Schleswig-Holstein

Motorradfahrer bei Unfall lebensgefährlich verletzt

Immer wieder kommt es auf dem Straßen im Norden zu schweren Motorradunfällen (Symbolbild).

Immer wieder kommt es auf dem Straßen im Norden zu schweren Motorradunfällen (Symbolbild).

Foto: dpa/Julian Stähle

Der schwere Unfall ereignete sich in Taarstedt im Kreis Schleswig-Flensburg. Weniger Motorradunfälle im Norden, aber mehr Tote.

Taarstedt. Bei einem Motorradunfall in Taarstedt im Kreis Schleswig-Flensburg ist ein 65 Jahre alter Mann lebensgefährlich verletzt worden. Das teilte die Polizei am Donnerstag mit.

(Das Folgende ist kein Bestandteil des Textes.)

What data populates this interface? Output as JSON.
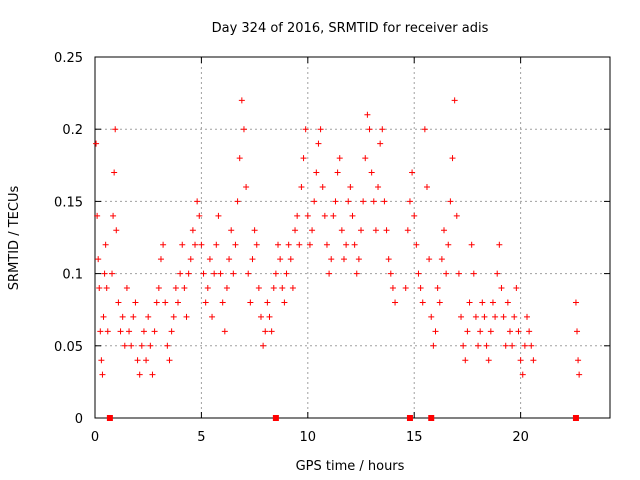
{
  "chart_data": {
    "type": "scatter",
    "title": "Day 324 of 2016, SRMTID for receiver adis",
    "xlabel": "GPS time / hours",
    "ylabel": "SRMTID / TECUs",
    "xlim": [
      0,
      24.2
    ],
    "ylim": [
      0,
      0.25
    ],
    "x_ticks": [
      0,
      5,
      10,
      15,
      20
    ],
    "y_ticks": [
      0,
      0.05,
      0.1,
      0.15,
      0.2,
      0.25
    ],
    "x_tick_labels": [
      "0",
      "5",
      "10",
      "15",
      "20"
    ],
    "y_tick_labels": [
      "0",
      "0.05",
      "0.1",
      "0.15",
      "0.2",
      "0.25"
    ],
    "grid": true,
    "marker": "+",
    "color": "#ff0000",
    "series": [
      {
        "points": [
          [
            0.05,
            0.19
          ],
          [
            0.1,
            0.14
          ],
          [
            0.15,
            0.11
          ],
          [
            0.2,
            0.09
          ],
          [
            0.25,
            0.06
          ],
          [
            0.3,
            0.04
          ],
          [
            0.35,
            0.03
          ],
          [
            0.4,
            0.07
          ],
          [
            0.45,
            0.1
          ],
          [
            0.5,
            0.12
          ],
          [
            0.55,
            0.09
          ],
          [
            0.6,
            0.06
          ],
          [
            0.8,
            0.1
          ],
          [
            0.85,
            0.14
          ],
          [
            0.9,
            0.17
          ],
          [
            0.95,
            0.2
          ],
          [
            1.0,
            0.13
          ],
          [
            1.1,
            0.08
          ],
          [
            1.2,
            0.06
          ],
          [
            1.3,
            0.07
          ],
          [
            1.4,
            0.05
          ],
          [
            1.5,
            0.09
          ],
          [
            1.6,
            0.06
          ],
          [
            1.7,
            0.05
          ],
          [
            1.8,
            0.07
          ],
          [
            1.9,
            0.08
          ],
          [
            2.0,
            0.04
          ],
          [
            2.1,
            0.03
          ],
          [
            2.2,
            0.05
          ],
          [
            2.3,
            0.06
          ],
          [
            2.4,
            0.04
          ],
          [
            2.5,
            0.07
          ],
          [
            2.6,
            0.05
          ],
          [
            2.7,
            0.03
          ],
          [
            2.8,
            0.06
          ],
          [
            2.9,
            0.08
          ],
          [
            3.0,
            0.09
          ],
          [
            3.1,
            0.11
          ],
          [
            3.2,
            0.12
          ],
          [
            3.3,
            0.08
          ],
          [
            3.4,
            0.05
          ],
          [
            3.5,
            0.04
          ],
          [
            3.6,
            0.06
          ],
          [
            3.7,
            0.07
          ],
          [
            3.8,
            0.09
          ],
          [
            3.9,
            0.08
          ],
          [
            4.0,
            0.1
          ],
          [
            4.1,
            0.12
          ],
          [
            4.2,
            0.09
          ],
          [
            4.3,
            0.07
          ],
          [
            4.4,
            0.1
          ],
          [
            4.5,
            0.11
          ],
          [
            4.6,
            0.13
          ],
          [
            4.7,
            0.12
          ],
          [
            4.8,
            0.15
          ],
          [
            4.9,
            0.14
          ],
          [
            5.0,
            0.12
          ],
          [
            5.1,
            0.1
          ],
          [
            5.2,
            0.08
          ],
          [
            5.3,
            0.09
          ],
          [
            5.4,
            0.11
          ],
          [
            5.5,
            0.07
          ],
          [
            5.6,
            0.1
          ],
          [
            5.7,
            0.12
          ],
          [
            5.8,
            0.14
          ],
          [
            5.9,
            0.1
          ],
          [
            6.0,
            0.08
          ],
          [
            6.1,
            0.06
          ],
          [
            6.2,
            0.09
          ],
          [
            6.3,
            0.11
          ],
          [
            6.4,
            0.13
          ],
          [
            6.5,
            0.1
          ],
          [
            6.6,
            0.12
          ],
          [
            6.7,
            0.15
          ],
          [
            6.8,
            0.18
          ],
          [
            6.9,
            0.22
          ],
          [
            7.0,
            0.2
          ],
          [
            7.1,
            0.16
          ],
          [
            7.2,
            0.1
          ],
          [
            7.3,
            0.08
          ],
          [
            7.4,
            0.11
          ],
          [
            7.5,
            0.13
          ],
          [
            7.6,
            0.12
          ],
          [
            7.7,
            0.09
          ],
          [
            7.8,
            0.07
          ],
          [
            7.9,
            0.05
          ],
          [
            8.0,
            0.06
          ],
          [
            8.1,
            0.08
          ],
          [
            8.2,
            0.07
          ],
          [
            8.3,
            0.06
          ],
          [
            8.4,
            0.09
          ],
          [
            8.5,
            0.1
          ],
          [
            8.6,
            0.12
          ],
          [
            8.7,
            0.11
          ],
          [
            8.8,
            0.09
          ],
          [
            8.9,
            0.08
          ],
          [
            9.0,
            0.1
          ],
          [
            9.1,
            0.12
          ],
          [
            9.2,
            0.11
          ],
          [
            9.3,
            0.09
          ],
          [
            9.4,
            0.13
          ],
          [
            9.5,
            0.14
          ],
          [
            9.6,
            0.12
          ],
          [
            9.7,
            0.16
          ],
          [
            9.8,
            0.18
          ],
          [
            9.9,
            0.2
          ],
          [
            10.0,
            0.14
          ],
          [
            10.1,
            0.12
          ],
          [
            10.2,
            0.13
          ],
          [
            10.3,
            0.15
          ],
          [
            10.4,
            0.17
          ],
          [
            10.5,
            0.19
          ],
          [
            10.6,
            0.2
          ],
          [
            10.7,
            0.16
          ],
          [
            10.8,
            0.14
          ],
          [
            10.9,
            0.12
          ],
          [
            11.0,
            0.1
          ],
          [
            11.1,
            0.11
          ],
          [
            11.2,
            0.14
          ],
          [
            11.3,
            0.15
          ],
          [
            11.4,
            0.17
          ],
          [
            11.5,
            0.18
          ],
          [
            11.6,
            0.13
          ],
          [
            11.7,
            0.11
          ],
          [
            11.8,
            0.12
          ],
          [
            11.9,
            0.15
          ],
          [
            12.0,
            0.16
          ],
          [
            12.1,
            0.14
          ],
          [
            12.2,
            0.12
          ],
          [
            12.3,
            0.1
          ],
          [
            12.4,
            0.11
          ],
          [
            12.5,
            0.13
          ],
          [
            12.6,
            0.15
          ],
          [
            12.7,
            0.18
          ],
          [
            12.8,
            0.21
          ],
          [
            12.9,
            0.2
          ],
          [
            13.0,
            0.17
          ],
          [
            13.1,
            0.15
          ],
          [
            13.2,
            0.13
          ],
          [
            13.3,
            0.16
          ],
          [
            13.4,
            0.19
          ],
          [
            13.5,
            0.2
          ],
          [
            13.6,
            0.15
          ],
          [
            13.7,
            0.13
          ],
          [
            13.8,
            0.11
          ],
          [
            13.9,
            0.1
          ],
          [
            14.0,
            0.09
          ],
          [
            14.1,
            0.08
          ],
          [
            14.6,
            0.09
          ],
          [
            14.7,
            0.13
          ],
          [
            14.8,
            0.15
          ],
          [
            14.9,
            0.17
          ],
          [
            15.0,
            0.14
          ],
          [
            15.1,
            0.12
          ],
          [
            15.2,
            0.1
          ],
          [
            15.3,
            0.09
          ],
          [
            15.4,
            0.08
          ],
          [
            15.5,
            0.2
          ],
          [
            15.6,
            0.16
          ],
          [
            15.7,
            0.11
          ],
          [
            15.8,
            0.07
          ],
          [
            15.9,
            0.05
          ],
          [
            16.0,
            0.06
          ],
          [
            16.1,
            0.09
          ],
          [
            16.2,
            0.08
          ],
          [
            16.3,
            0.11
          ],
          [
            16.4,
            0.13
          ],
          [
            16.5,
            0.1
          ],
          [
            16.6,
            0.12
          ],
          [
            16.7,
            0.15
          ],
          [
            16.8,
            0.18
          ],
          [
            16.9,
            0.22
          ],
          [
            17.0,
            0.14
          ],
          [
            17.1,
            0.1
          ],
          [
            17.2,
            0.07
          ],
          [
            17.3,
            0.05
          ],
          [
            17.4,
            0.04
          ],
          [
            17.5,
            0.06
          ],
          [
            17.6,
            0.08
          ],
          [
            17.7,
            0.12
          ],
          [
            17.8,
            0.1
          ],
          [
            17.9,
            0.07
          ],
          [
            18.0,
            0.05
          ],
          [
            18.1,
            0.06
          ],
          [
            18.2,
            0.08
          ],
          [
            18.3,
            0.07
          ],
          [
            18.4,
            0.05
          ],
          [
            18.5,
            0.04
          ],
          [
            18.6,
            0.06
          ],
          [
            18.7,
            0.08
          ],
          [
            18.8,
            0.07
          ],
          [
            18.9,
            0.1
          ],
          [
            19.0,
            0.12
          ],
          [
            19.1,
            0.09
          ],
          [
            19.2,
            0.07
          ],
          [
            19.3,
            0.05
          ],
          [
            19.4,
            0.08
          ],
          [
            19.5,
            0.06
          ],
          [
            19.6,
            0.05
          ],
          [
            19.7,
            0.07
          ],
          [
            19.8,
            0.09
          ],
          [
            19.9,
            0.06
          ],
          [
            20.0,
            0.04
          ],
          [
            20.1,
            0.03
          ],
          [
            20.2,
            0.05
          ],
          [
            20.3,
            0.07
          ],
          [
            20.4,
            0.06
          ],
          [
            20.5,
            0.05
          ],
          [
            20.6,
            0.04
          ],
          [
            22.6,
            0.08
          ],
          [
            22.65,
            0.06
          ],
          [
            22.7,
            0.04
          ],
          [
            22.75,
            0.03
          ]
        ]
      }
    ],
    "zero_markers": [
      0.7,
      8.5,
      14.8,
      15.8,
      22.6
    ]
  }
}
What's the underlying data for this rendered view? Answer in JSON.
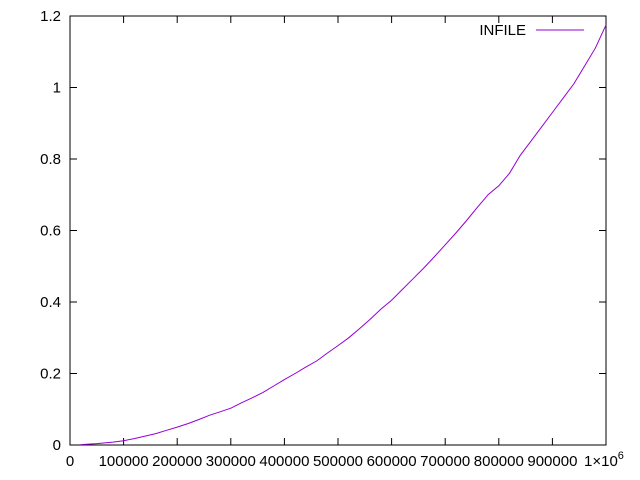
{
  "chart_data": {
    "type": "line",
    "title": "",
    "xlabel": "",
    "ylabel": "",
    "xlim": [
      0,
      1000000
    ],
    "ylim": [
      0,
      1.2
    ],
    "grid": false,
    "legend_position": "top-right",
    "x_ticks": [
      {
        "value": 0,
        "label": "0"
      },
      {
        "value": 100000,
        "label": "100000"
      },
      {
        "value": 200000,
        "label": "200000"
      },
      {
        "value": 300000,
        "label": "300000"
      },
      {
        "value": 400000,
        "label": "400000"
      },
      {
        "value": 500000,
        "label": "500000"
      },
      {
        "value": 600000,
        "label": "600000"
      },
      {
        "value": 700000,
        "label": "700000"
      },
      {
        "value": 800000,
        "label": "800000"
      },
      {
        "value": 900000,
        "label": "900000"
      },
      {
        "value": 1000000,
        "label": "1×10",
        "sup": "6"
      }
    ],
    "y_ticks": [
      {
        "value": 0,
        "label": "0"
      },
      {
        "value": 0.2,
        "label": "0.2"
      },
      {
        "value": 0.4,
        "label": "0.4"
      },
      {
        "value": 0.6,
        "label": "0.6"
      },
      {
        "value": 0.8,
        "label": "0.8"
      },
      {
        "value": 1,
        "label": "1"
      },
      {
        "value": 1.2,
        "label": "1.2"
      }
    ],
    "series": [
      {
        "name": "INFILE",
        "color": "#9400d3",
        "x": [
          20000,
          50000,
          80000,
          100000,
          120000,
          140000,
          160000,
          180000,
          200000,
          220000,
          240000,
          260000,
          280000,
          300000,
          320000,
          340000,
          360000,
          380000,
          400000,
          420000,
          440000,
          460000,
          480000,
          500000,
          520000,
          540000,
          560000,
          580000,
          600000,
          620000,
          640000,
          660000,
          680000,
          700000,
          720000,
          740000,
          760000,
          780000,
          800000,
          820000,
          840000,
          860000,
          880000,
          900000,
          920000,
          940000,
          960000,
          980000,
          1000000
        ],
        "values": [
          0.001,
          0.004,
          0.008,
          0.012,
          0.018,
          0.025,
          0.032,
          0.041,
          0.05,
          0.06,
          0.071,
          0.083,
          0.093,
          0.103,
          0.118,
          0.132,
          0.147,
          0.165,
          0.183,
          0.2,
          0.218,
          0.235,
          0.257,
          0.278,
          0.3,
          0.325,
          0.352,
          0.38,
          0.405,
          0.435,
          0.465,
          0.495,
          0.527,
          0.56,
          0.593,
          0.628,
          0.665,
          0.7,
          0.725,
          0.76,
          0.81,
          0.85,
          0.89,
          0.93,
          0.97,
          1.01,
          1.06,
          1.11,
          1.175
        ]
      }
    ]
  }
}
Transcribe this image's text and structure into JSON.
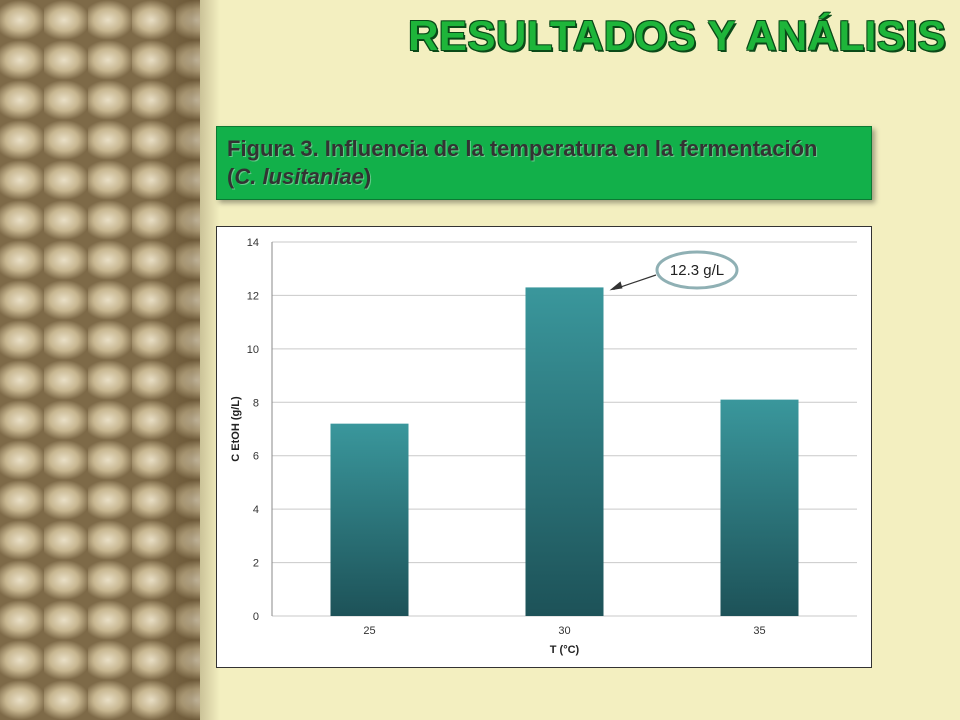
{
  "slide": {
    "title": "RESULTADOS Y ANÁLISIS",
    "caption_line1": "Figura 3. Influencia de la temperatura en la fermentación",
    "caption_prefix": "(",
    "caption_species": "C. lusitaniae",
    "caption_suffix": ")"
  },
  "colors": {
    "title": "#1eb53a",
    "caption_bg": "#12b04a",
    "bar_top": "#3a979c",
    "bar_bottom": "#1d5258",
    "callout_border": "#8fb0b4"
  },
  "chart_data": {
    "type": "bar",
    "categories": [
      "25",
      "30",
      "35"
    ],
    "values": [
      7.2,
      12.3,
      8.1
    ],
    "title": "",
    "xlabel": "T (°C)",
    "ylabel": "C EtOH (g/L)",
    "ylim": [
      0,
      14
    ],
    "yticks": [
      "0",
      "2",
      "4",
      "6",
      "8",
      "10",
      "12",
      "14"
    ],
    "grid": true,
    "legend": "none",
    "annotation": {
      "text": "12.3 g/L",
      "target_category": "30"
    }
  }
}
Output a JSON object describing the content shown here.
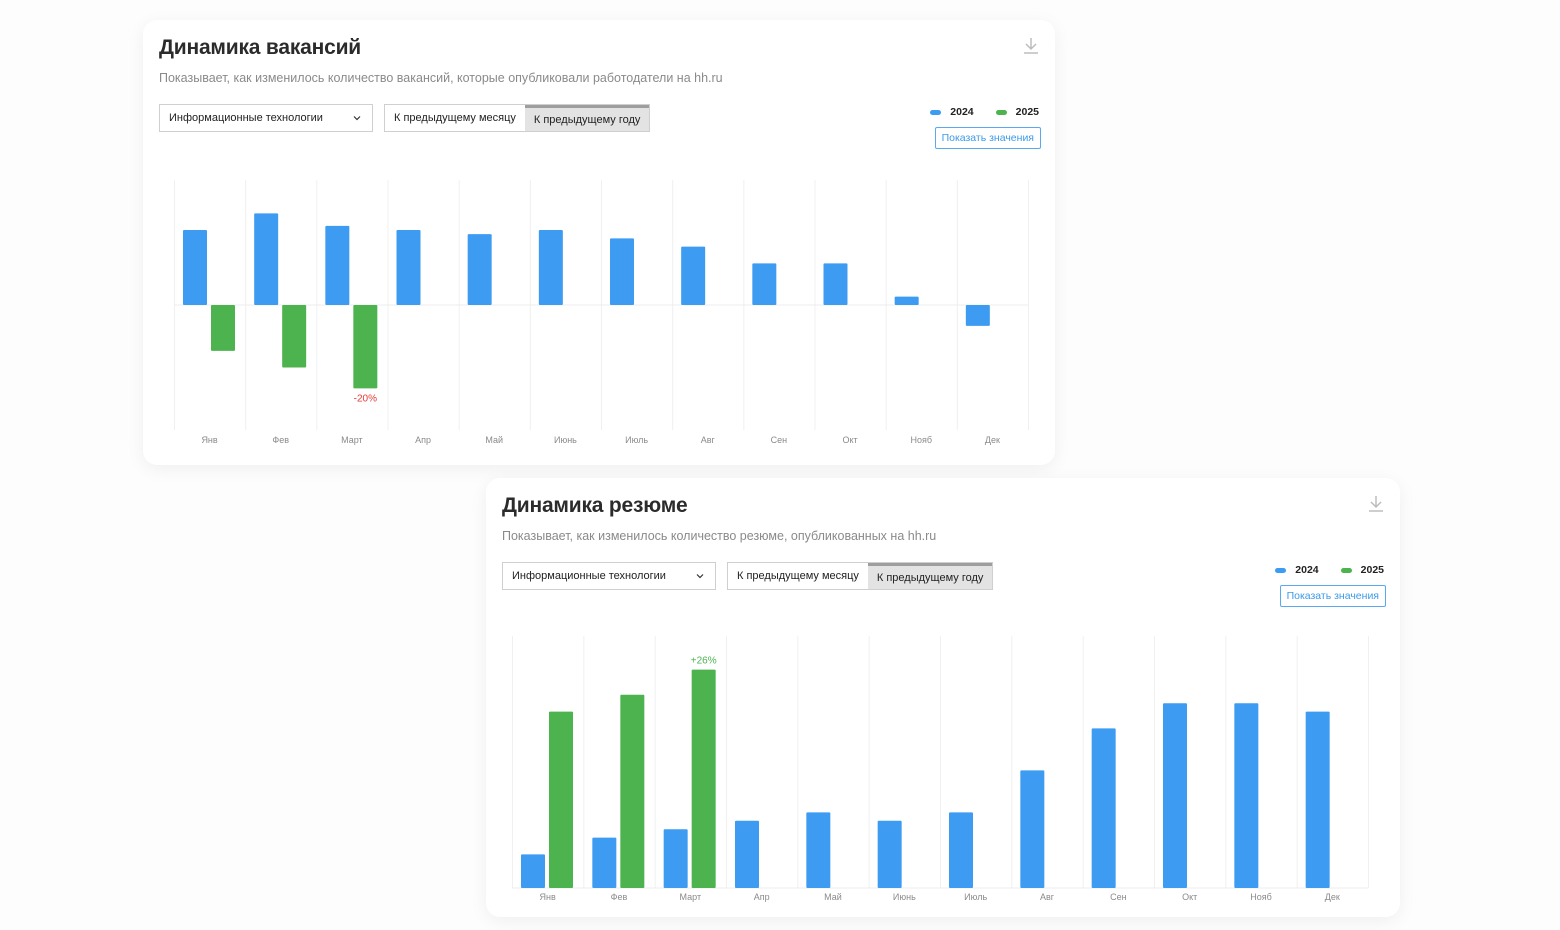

Den Angaben zufolge verlor der Mann am Mittwochabend die Kontrolle über sein Motorrad und stürzte. Er wurde mit schweren Verletzungen per Rettungshubschrauber in ein Krankenhaus gebracht.

Weniger Motorradfälle im Norden, aber mehr Tote

Im Norden gibt es in diesem Jahr bislang zwar weniger Motorradunfälle als im Vorjahreszeitraum, aber mehr Tote Motorradfahrer sind in Schleswig-Holstein im ersten Halbjahr an 502 Verkehrsunfällen beteiligt gewesen. Das waren 82 Unfälle weniger als im Vorjahreszeitraum, wie das Landespolizeiamt der Deutschen Presse-Agentur auf Anfrage mitteilte.

Verletzt wurden 552 Biker, 147 davon schwer. In den ersten sechs Monaten 2019 waren es 641 Verletzte. Die Zahl der tödlich verunglückten Motorradfahrer und Mitfahrer stieg im Vorjahresvergleich von sechs auf zehn.